Nous pourrions avancer une première explication de nature religieuse.
Les artistes en peignant les traits du visage de Jésus déformés par la souffrance du supplice et les épines blessant le front et la tête du Christ, en représentant le sang coulant des blessures, les artistes traduisent la douleur du martyre. Plus la souffrance est grande, plus le don de Jésus pour sauver les Hommes est grand.

Le changement de focale sur la douleur endurée par le fils de Dieu est celle d’un homme torturé qui agonise sur la croix infamante du supplice. C’est assurément une manière, au sens littéral, d’humaniser Jésus et ainsi de le rendre plus proche de nous. Le spectacle de sa souffrance est celle d’un homme et non celle d’un dieu.

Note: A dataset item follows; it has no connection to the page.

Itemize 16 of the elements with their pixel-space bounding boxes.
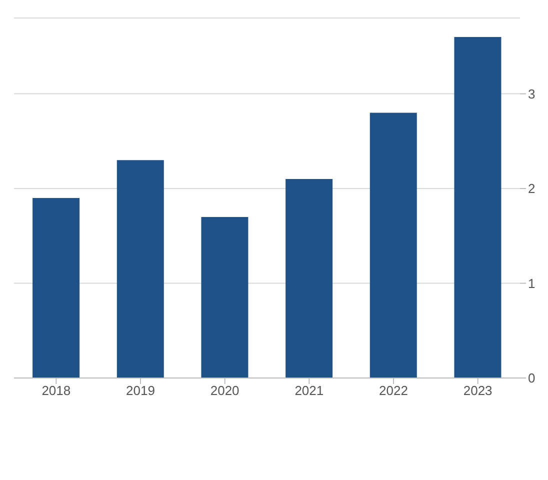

Les fresques jouent un rôle comparable aux vanités. Elles agissent comme des signes tangibles de la souffrance de Dieu fait homme pour nous ouvrir les portes du Royaume.
Les street artistes s’inscrivent dans le droit fil d’une tradition de la peinture religieuse mais, en variant la focale, à la manière des photographes, illustrent la souffrance de l’homme-dieu.
Enfin et, peut-être surtout, l’affichage d’une spiritualité renouvelée est une réaction de réassurance des Hommes confrontés au chaos du monde.